Unpredictability in climate and resources, Mr. Ungar emphasizes, has made us a species adapted to variation. Drawing from the work of researchers like Elisabeth Vrba and Rick Potts, he underscores how environmental shifts influence our evolution just as they have for other animals. The invention of culture did not somehow free us from nature. Our existence and continuing evolution are still influenced by shifts in climate and their effects. Humans didn’t become locked into just one narrow mode of life but rather became a flexible species as comfortable above the Arctic Circle as on the equator. “Climate change,” he writes, “drove human evolution, in large part by swapping out food options available on the biospheric buffet.”
This new story–that humans became adapted to the variability of the world rather than any one set of conditions–hasn’t had time to become pop-culture canon just yet.
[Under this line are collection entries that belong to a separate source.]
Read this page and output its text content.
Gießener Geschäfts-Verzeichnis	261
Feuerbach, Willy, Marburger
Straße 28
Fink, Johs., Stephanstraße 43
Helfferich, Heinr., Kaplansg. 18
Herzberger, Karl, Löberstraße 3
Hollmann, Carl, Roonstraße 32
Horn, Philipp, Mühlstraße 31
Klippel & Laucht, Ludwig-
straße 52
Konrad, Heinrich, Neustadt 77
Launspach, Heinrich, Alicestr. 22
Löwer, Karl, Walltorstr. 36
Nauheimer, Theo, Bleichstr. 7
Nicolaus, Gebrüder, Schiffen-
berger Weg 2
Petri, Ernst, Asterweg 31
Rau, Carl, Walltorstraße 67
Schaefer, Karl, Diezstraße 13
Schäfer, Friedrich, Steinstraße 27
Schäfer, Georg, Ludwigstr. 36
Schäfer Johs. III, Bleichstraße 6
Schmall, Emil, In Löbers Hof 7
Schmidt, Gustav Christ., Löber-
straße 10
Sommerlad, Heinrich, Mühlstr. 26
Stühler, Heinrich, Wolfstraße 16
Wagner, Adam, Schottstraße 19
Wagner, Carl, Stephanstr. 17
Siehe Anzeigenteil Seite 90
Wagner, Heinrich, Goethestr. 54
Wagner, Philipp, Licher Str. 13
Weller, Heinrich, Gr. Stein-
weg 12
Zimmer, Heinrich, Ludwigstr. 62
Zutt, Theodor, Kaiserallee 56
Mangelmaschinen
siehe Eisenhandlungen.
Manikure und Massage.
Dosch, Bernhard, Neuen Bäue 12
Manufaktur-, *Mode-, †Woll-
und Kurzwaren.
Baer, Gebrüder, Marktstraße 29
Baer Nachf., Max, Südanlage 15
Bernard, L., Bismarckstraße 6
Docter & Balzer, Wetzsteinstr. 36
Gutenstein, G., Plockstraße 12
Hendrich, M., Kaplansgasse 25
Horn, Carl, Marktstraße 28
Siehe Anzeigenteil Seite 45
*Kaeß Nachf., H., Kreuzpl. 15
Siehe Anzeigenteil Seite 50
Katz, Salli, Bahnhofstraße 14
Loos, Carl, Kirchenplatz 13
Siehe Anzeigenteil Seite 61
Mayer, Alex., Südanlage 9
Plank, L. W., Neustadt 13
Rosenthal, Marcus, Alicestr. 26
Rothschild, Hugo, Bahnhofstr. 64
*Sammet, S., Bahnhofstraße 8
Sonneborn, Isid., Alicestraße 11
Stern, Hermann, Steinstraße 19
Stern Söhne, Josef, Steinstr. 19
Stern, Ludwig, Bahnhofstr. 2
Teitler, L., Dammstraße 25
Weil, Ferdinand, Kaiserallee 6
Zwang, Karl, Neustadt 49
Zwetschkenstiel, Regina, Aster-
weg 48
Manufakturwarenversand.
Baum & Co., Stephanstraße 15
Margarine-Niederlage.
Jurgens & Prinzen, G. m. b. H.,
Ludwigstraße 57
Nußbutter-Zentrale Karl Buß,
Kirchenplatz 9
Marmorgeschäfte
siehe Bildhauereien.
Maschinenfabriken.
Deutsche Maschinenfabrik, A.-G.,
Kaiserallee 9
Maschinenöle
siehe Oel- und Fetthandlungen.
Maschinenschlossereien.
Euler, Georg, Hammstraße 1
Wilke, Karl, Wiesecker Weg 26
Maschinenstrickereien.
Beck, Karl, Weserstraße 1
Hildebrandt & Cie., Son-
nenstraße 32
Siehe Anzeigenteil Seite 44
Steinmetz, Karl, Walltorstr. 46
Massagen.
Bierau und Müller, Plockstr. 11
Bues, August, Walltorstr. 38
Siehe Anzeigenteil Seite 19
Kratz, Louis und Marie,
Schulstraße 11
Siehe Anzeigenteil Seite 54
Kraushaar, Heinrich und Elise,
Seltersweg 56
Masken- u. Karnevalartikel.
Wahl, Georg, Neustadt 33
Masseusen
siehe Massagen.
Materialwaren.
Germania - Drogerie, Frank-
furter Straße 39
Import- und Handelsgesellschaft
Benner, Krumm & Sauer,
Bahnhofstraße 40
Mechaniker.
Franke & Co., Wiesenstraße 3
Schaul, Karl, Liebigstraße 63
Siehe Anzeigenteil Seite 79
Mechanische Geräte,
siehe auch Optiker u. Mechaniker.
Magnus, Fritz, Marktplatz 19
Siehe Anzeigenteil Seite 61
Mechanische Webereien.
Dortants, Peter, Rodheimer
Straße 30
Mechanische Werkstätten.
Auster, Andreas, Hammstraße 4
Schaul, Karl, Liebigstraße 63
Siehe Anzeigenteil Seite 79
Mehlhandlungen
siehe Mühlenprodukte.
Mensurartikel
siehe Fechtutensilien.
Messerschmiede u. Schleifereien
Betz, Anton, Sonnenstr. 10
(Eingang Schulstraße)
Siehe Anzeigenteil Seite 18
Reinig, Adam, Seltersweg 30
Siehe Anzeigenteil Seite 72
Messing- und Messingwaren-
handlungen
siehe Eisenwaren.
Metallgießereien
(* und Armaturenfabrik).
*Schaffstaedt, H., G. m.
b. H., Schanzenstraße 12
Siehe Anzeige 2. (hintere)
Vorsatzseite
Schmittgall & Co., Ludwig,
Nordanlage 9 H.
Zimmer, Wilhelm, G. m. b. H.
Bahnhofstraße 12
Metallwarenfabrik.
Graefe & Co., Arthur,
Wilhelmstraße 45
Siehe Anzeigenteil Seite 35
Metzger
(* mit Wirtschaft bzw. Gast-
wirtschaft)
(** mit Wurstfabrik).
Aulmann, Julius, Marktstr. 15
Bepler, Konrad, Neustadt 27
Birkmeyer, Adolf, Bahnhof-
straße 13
Images of Man the Hunter stepping out onto the savanna in search of big game still dominate. “The story used to be simpler,” Mr. Ungar writes, when it seemed that “the spreading savanna coaxed our ancestors down from the trees, and the challenges it brought made them human.” All the same, the mounting swell of research doesn’t show a slow and steady transition from a chilly Ice Age world to the warmer one we know today. Instead, Mr. Ungar points out, temperatures dipped and spiked in a haphazard pattern prior to our influence on the climate, having an overall trajectory that we can detect now but that probably would have seemed simply chaotic to the people and creatures living through it.

For the full review, see:
Brian Switek. “BOOKSHELF; Chewing Over History.” The Wall Street Journal (Weds., May 31, 2017): A15.
(Note: ellipsis added.)
(Note: the online version of the review has the date May 30, 2017, and the title “BOOKSHELF; Chewing Over Humanity’s History.”)

The book under review, is:
Ungar, Peter S. Evolution’s Bite: A Story of Teeth, Diet, and Human Origins. Princeton, NJ: Princeton University Press, 2017.